LATE VISTULIAN VEGETATION IN POLAND

Summary
The published results of pollen and plant macrofossil analysis of the Late Vistulian organogenic deposits were used as the base for the reconstruction of vegetation cover in the territory of Poland. The vegetation of the pre-Allerød time is documented in 30 palynological profiles (Fig. 1), a dozen of them begun with the Oldest Dryas. The initial conditions for the vegetation development were differentiated. In the Northern Poland, freshly uncovered from the ice-sheet, patches of arctic tundra existed for a long time [3, 15]. Quick expansion of trees on the upland areas was enabled by their survival in the Southern Poland refuges during the Plenivistulian [16, 19, 23, 33]. On the Oldest Dryas, Bølling and Older Dryas maps, ranges of a few types of vegetation are distinguished according to the palynologists interpretation of individual diagrams (Fig. 2).

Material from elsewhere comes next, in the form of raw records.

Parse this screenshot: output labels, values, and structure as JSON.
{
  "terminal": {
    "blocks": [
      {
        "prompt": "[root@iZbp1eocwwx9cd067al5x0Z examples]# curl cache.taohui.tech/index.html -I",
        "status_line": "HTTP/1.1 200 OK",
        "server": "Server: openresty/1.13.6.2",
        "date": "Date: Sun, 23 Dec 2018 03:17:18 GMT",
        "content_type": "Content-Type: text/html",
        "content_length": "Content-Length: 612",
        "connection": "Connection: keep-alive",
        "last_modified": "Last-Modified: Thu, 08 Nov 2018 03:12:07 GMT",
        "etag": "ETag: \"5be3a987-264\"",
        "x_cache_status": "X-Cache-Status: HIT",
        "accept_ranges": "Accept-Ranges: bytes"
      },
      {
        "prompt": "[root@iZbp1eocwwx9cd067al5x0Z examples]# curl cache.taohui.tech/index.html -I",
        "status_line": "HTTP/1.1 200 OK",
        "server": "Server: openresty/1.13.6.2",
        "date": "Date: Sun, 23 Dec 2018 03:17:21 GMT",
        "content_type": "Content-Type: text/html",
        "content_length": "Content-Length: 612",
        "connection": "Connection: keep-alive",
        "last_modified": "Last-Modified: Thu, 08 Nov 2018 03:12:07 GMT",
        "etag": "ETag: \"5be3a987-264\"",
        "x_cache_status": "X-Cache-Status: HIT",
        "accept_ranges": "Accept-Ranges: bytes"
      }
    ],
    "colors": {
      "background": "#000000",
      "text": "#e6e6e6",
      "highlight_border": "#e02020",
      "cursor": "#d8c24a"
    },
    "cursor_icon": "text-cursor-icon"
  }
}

For the Allerød and the Younger Dryas, more abundant paleobotanical evidence exists, about 60 profiles were published [1, 30, etc.]. The maps of vegetation for the optimal, younger part of the Allerød and for the coldest part of the Younger Dryas (Fig. 3, 4), were constructed basing on the analysis of: AP/NAP ratio, several distribution maps of characteristic plants, etc. Three main belts of vegetation from the North to the South could be distinguished for the Allerød open birch and pine forest, then dense birch and pine forest and finally coniferous forest. An increase of birch in relation to pine is seen towards the West. It was the result of intensifying of climatic humidity. During the Younger Dryas, important reduction of the woodland and development of open, tundra-steppe communities took place. The local differentiation of the plant cover during the Allerød and Younger Dryas is presented on several schematic drawings (Fig. 3, 4).